A media noche, observando desde lejos los ladrones que había luz en la casa y que todo parecía tranquilo, dijo el capitán:

—No debíamos habernos asustado tan fácilmente.

Y envió a uno de los de la cuadrilla a explorar el terreno.

El mensajero lo encontró todo quieto y silencioso, y entró en la cocina para encender la luz. Tomando los brillantes ojos del gato por brasas encendidas, aplicó a ellos un fósforo para que prendiese. Pero el gato no estaba para bromas y, saltándole al rostro, se puso a soplarle y arañarle.

Asustado el hombre, echó a correr hacia la puerta trasera; pero el perro, que dormía allí, se levantó de un brinco y le hincó los dientes en la pierna; y cuando el bandolero, en su huida, atravesó la era por encima del estercolero, el asno le propinó una recia coz, mientras el gallo se había despertado por todo aquel alboroto y, ya muy animado, gritaba desde su viga: «¡Kikirikí!».
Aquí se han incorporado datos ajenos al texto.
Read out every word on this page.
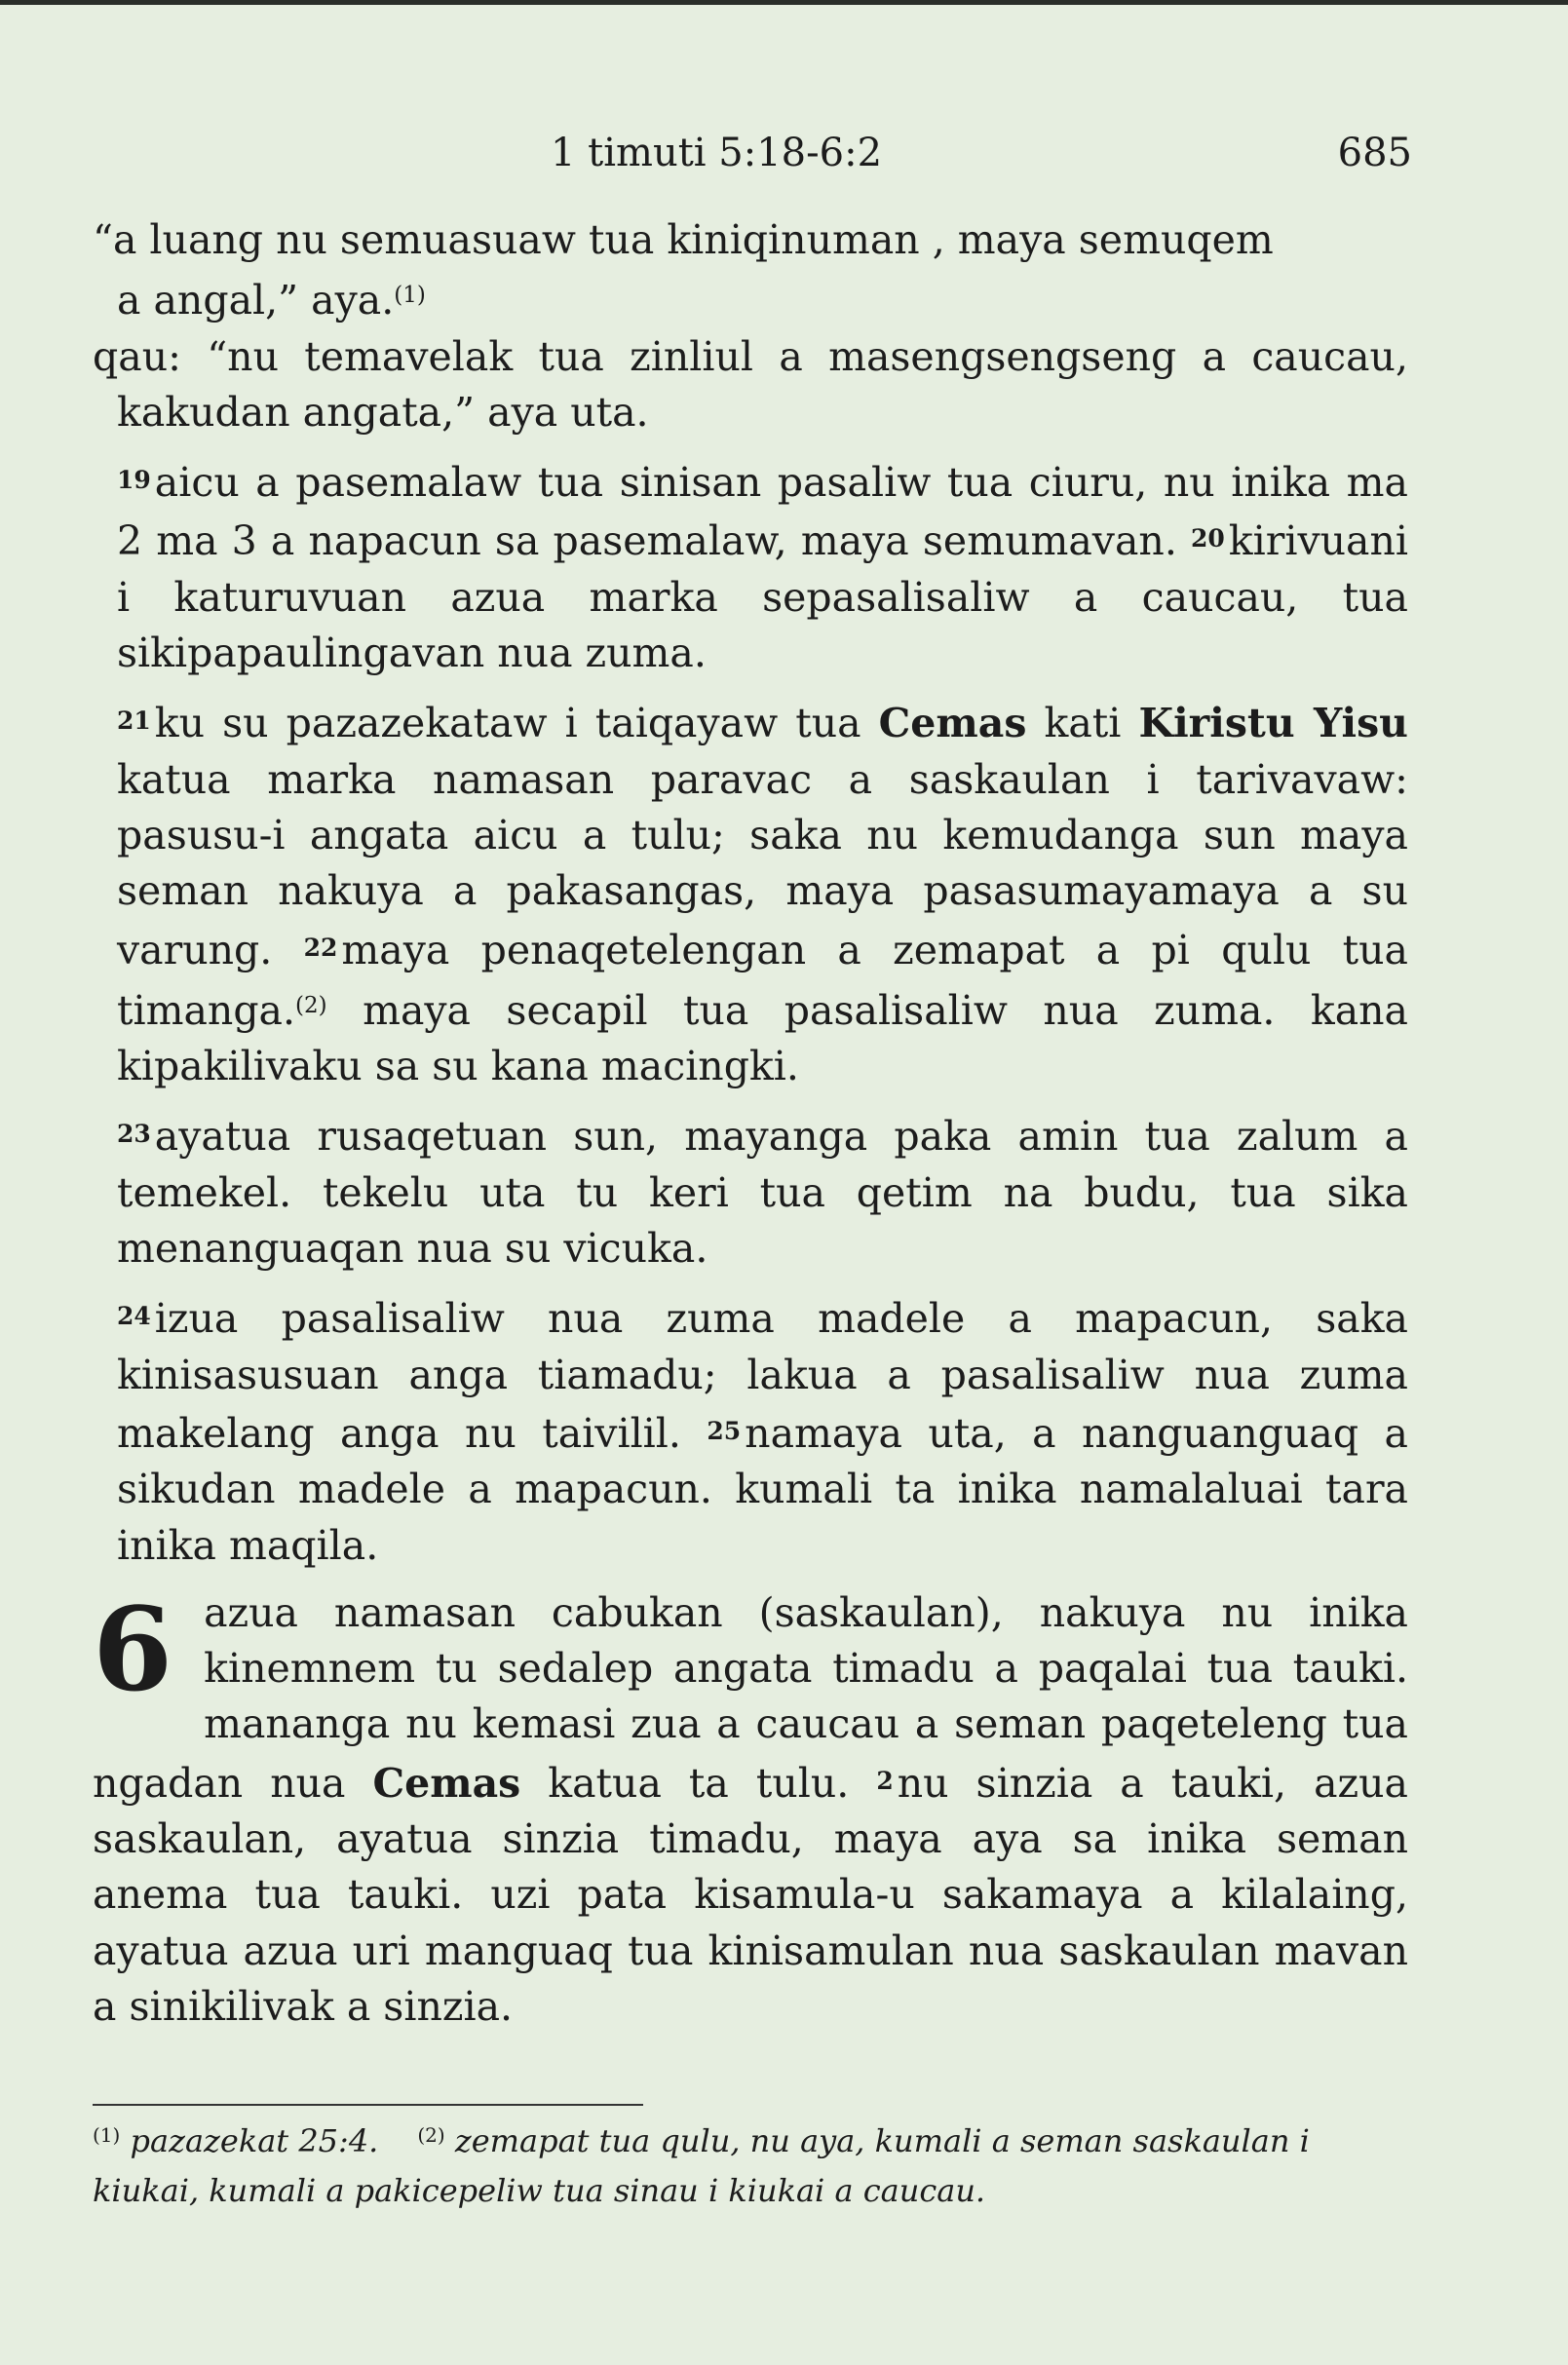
1 timuti 5:18-6:2	685

“a luang nu semuasuaw tua kiniqinuman , maya semuqem

a angal,” aya.$^{(1)}$

qau: “nu temavelak tua zinliul a masengsengseng a caucau, kakudan angata,” aya uta.

$^{19}$aicu a pasemalaw tua sinisan pasaliw tua ciuru, nu inika ma 2 ma 3 a napacun sa pasemalaw, maya semumavan. $^{20}$kirivuani i katuruvuan azua marka sepasalisaliw a caucau, tua sikipapaulingavan nua zuma.

$^{21}$ku su pazazekataw i taiqayaw tua Cemas kati Kiristu Yisu katua marka namasan paravac a saskaulan i tarivavaw: pasusu-i angata aicu a tulu; saka nu kemudanga sun maya seman nakuya a pakasangas, maya pasasumayamaya a su varung. $^{22}$maya penaqetelengan a zemapat a pi qulu tua timanga.$^{(2)}$ maya secapil tua pasalisaliw nua zuma. kana kipakilivaku sa su kana macingki.

$^{23}$ayatua rusaqetuan sun, mayanga paka amin tua zalum a temekel. tekelu uta tu keri tua qetim na budu, tua sika menanguaqan nua su vicuka.

$^{24}$izua pasalisaliw nua zuma madele a mapacun, saka kinisasusuan anga tiamadu; lakua a pasalisaliw nua zuma makelang anga nu taivilil. $^{25}$namaya uta, a nanguanguaq a sikudan madele a mapacun. kumali ta inika namalaluai tara inika maqila.

6 azua namasan cabukan (saskaulan), nakuya nu inika kinemnem tu sedalep angata timadu a paqalai tua tauki. mananga nu kemasi zua a caucau a seman paqeteleng tua ngadan nua Cemas katua ta tulu. $^2$nu sinzia a tauki, azua saskaulan, ayatua sinzia timadu, maya aya sa inika seman anema tua tauki. uzi pata kisamula-u sakamaya a kilalaing, ayatua azua uri manguaq tua kinisamulan nua saskaulan mavan a sinikilivak a sinzia.

$^{(1)}$ pazazekat 25:4. $^{(2)}$ zemapat tua qulu, nu aya, kumali a seman saskaulan i kiukai, kumali a pakicepeliw tua sinau i kiukai a caucau.
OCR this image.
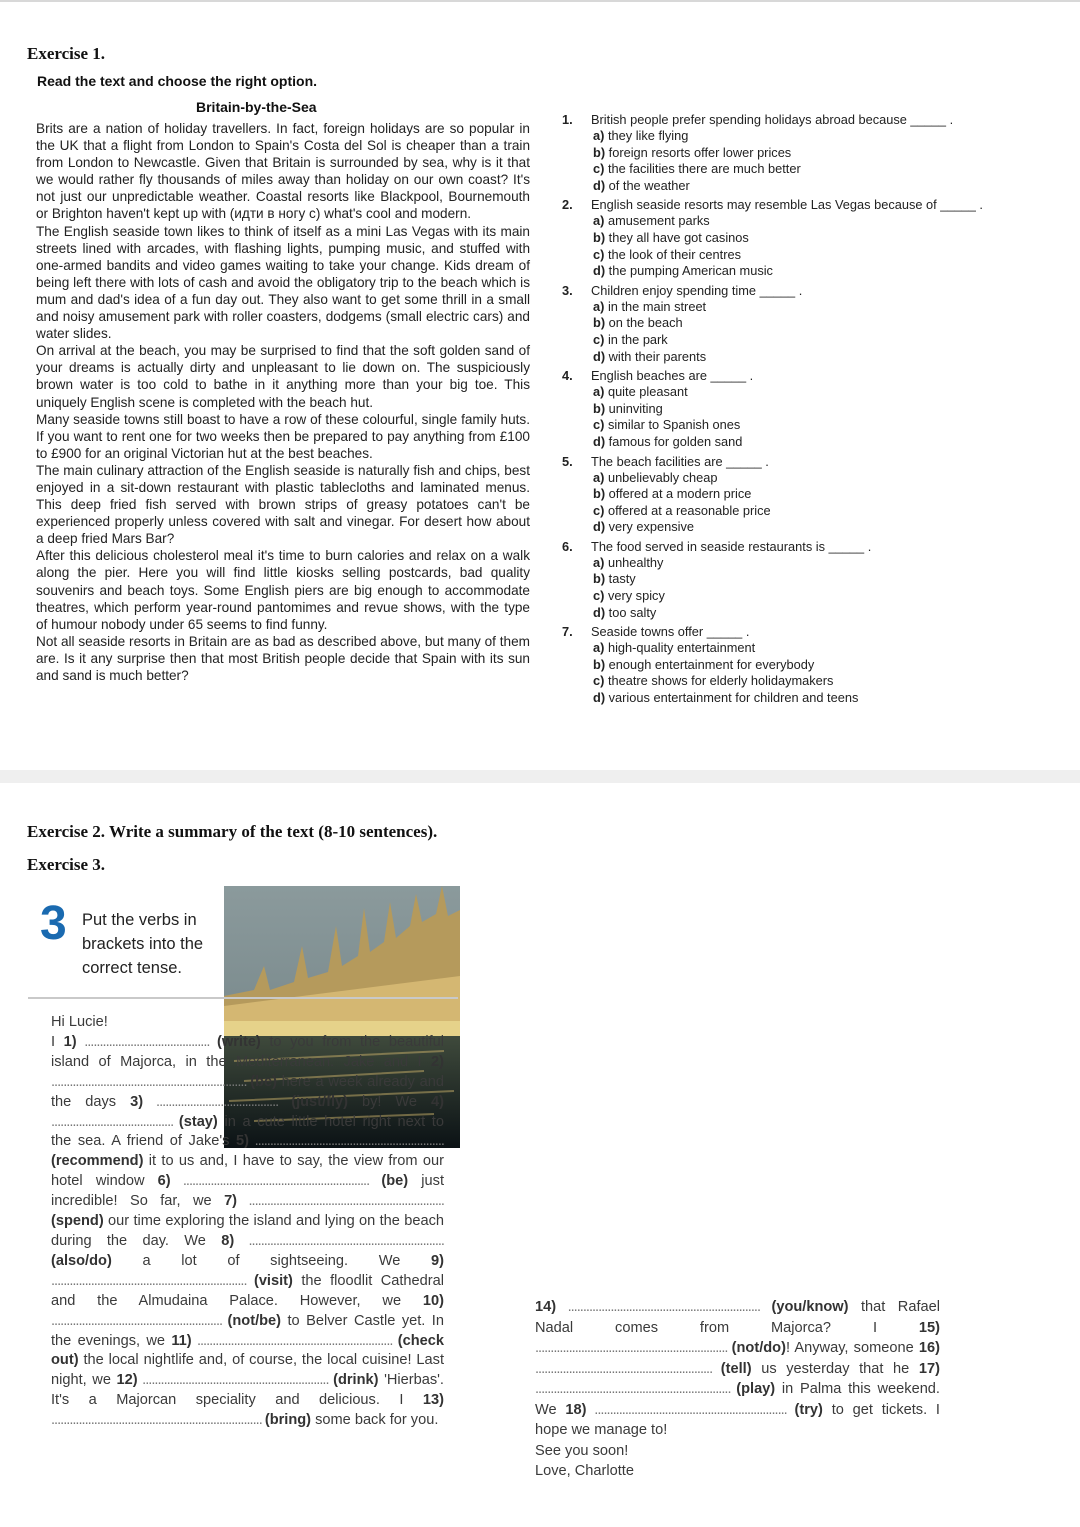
Exercise 1.
Read the text and choose the right option.
Britain-by-the-Sea

Brits are a nation of holiday travellers. In fact, foreign holidays are so popular in the UK that a flight from London to Spain's Costa del Sol is cheaper than a train from London to Newcastle. Given that Britain is surrounded by sea, why is it that we would rather fly thousands of miles away than holiday on our own coast? It's not just our unpredictable weather. Coastal resorts like Blackpool, Bournemouth or Brighton haven't kept up with (идти в ногу с) what's cool and modern.

The English seaside town likes to think of itself as a mini Las Vegas with its main streets lined with arcades, with flashing lights, pumping music, and stuffed with one-armed bandits and video games waiting to take your change. Kids dream of being left there with lots of cash and avoid the obligatory trip to the beach which is mum and dad's idea of a fun day out. They also want to get some thrill in a small and noisy amusement park with roller coasters, dodgems (small electric cars) and water slides.

On arrival at the beach, you may be surprised to find that the soft golden sand of your dreams is actually dirty and unpleasant to lie down on. The suspiciously brown water is too cold to bathe in it anything more than your big toe. This uniquely English scene is completed with the beach hut.

Many seaside towns still boast to have a row of these colourful, single family huts. If you want to rent one for two weeks then be prepared to pay anything from £100 to £900 for an original Victorian hut at the best beaches.

The main culinary attraction of the English seaside is naturally fish and chips, best enjoyed in a sit-down restaurant with plastic tablecloths and laminated menus. This deep fried fish served with brown strips of greasy potatoes can't be experienced properly unless covered with salt and vinegar. For desert how about a deep fried Mars Bar?

After this delicious cholesterol meal it's time to burn calories and relax on a walk along the pier. Here you will find little kiosks selling postcards, bad quality souvenirs and beach toys. Some English piers are big enough to accommodate theatres, which perform year-round pantomimes and revue shows, with the type of humour nobody under 65 seems to find funny.

Not all seaside resorts in Britain are as bad as described above, but many of them are. Is it any surprise then that most British people decide that Spain with its sun and sand is much better?

1.	British people prefer spending holidays abroad because _____ .
a) they like flying
b) foreign resorts offer lower prices
c) the facilities there are much better
d) of the weather
2.	English seaside resorts may resemble Las Vegas because of _____ .
a) amusement parks
b) they all have got casinos
c) the look of their centres
d) the pumping American music
3.	Children enjoy spending time _____ .
a) in the main street
b) on the beach
c) in the park
d) with their parents
4.	English beaches are _____ .
a) quite pleasant
b) uninviting
c) similar to Spanish ones
d) famous for golden sand
5.	The beach facilities are _____ .
a) unbelievably cheap
b) offered at a modern price
c) offered at a reasonable price
d) very expensive
6.	The food served in seaside restaurants is _____ .
a) unhealthy
b) tasty
c) very spicy
d) too salty
7.	Seaside towns offer _____ .
a) high-quality entertainment
b) enough entertainment for everybody
c) theatre shows for elderly holidaymakers
d) various entertainment for children and teens
Exercise 2. Write a summary of the text (8-10 sentences).
Exercise 3.
3 Put the verbs in brackets into the correct tense.

Hi Lucie!

I 1) ......................................... (write) to you from the beautiful island of Majorca, in the Mediterranean. Jake and I 2) ................................................................ (be) here a week already and the days 3) ........................................ (just/fly) by! We 4) ........................................ (stay) in a cute little hotel right next to the sea. A friend of Jake's 5) .............................................................. (recommend) it to us and, I have to say, the view from our hotel window 6) ............................................................. (be) just incredible! So far, we 7) ................................................................ (spend) our time exploring the island and lying on the beach during the day. We 8) ................................................................ (also/do) a lot of sightseeing. We 9) ................................................................ (visit) the floodlit Cathedral and the Almudaina Palace. However, we 10) ........................................................ (not/be) to Belver Castle yet. In the evenings, we 11) ................................................................ (check out) the local nightlife and, of course, the local cuisine! Last night, we 12) ............................................................. (drink) 'Hierbas'. It's a Majorcan speciality and delicious. I 13) ..................................................................... (bring) some back for you.

14) ............................................................... (you/know) that Rafael Nadal comes from Majorca? I 15) ............................................................... (not/do)! Anyway, someone 16) .......................................................... (tell) us yesterday that he 17) ................................................................ (play) in Palma this weekend. We 18) ............................................................... (try) to get tickets. I hope we manage to!

See you soon!

Love, Charlotte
El ladrón, corriendo como alma que lleva el diablo, llegó hasta donde estaba el capitán y le dijo:

—¡Uf!, en la casa hay una horrible bruja que me ha soplado y arañado la cara con sus largas uñas. Y en la puerta hay un hombre armado de un cuchillo y me lo ha clavado en la pierna. En la era, un monstruo negro me ha aporreado con un enorme mazo, y en la cima del tejado, el juez venga gritar: «¡Traedme el bribón aquí!». Menos mal que pude escapar.

Los bandoleros ya no se atrevieron a volver a la casa, y los músicos de Bremen se encontraron en ella tan a gusto, que ya no la abandonaron. Y quien no quiera creerlo, que vaya a verlo.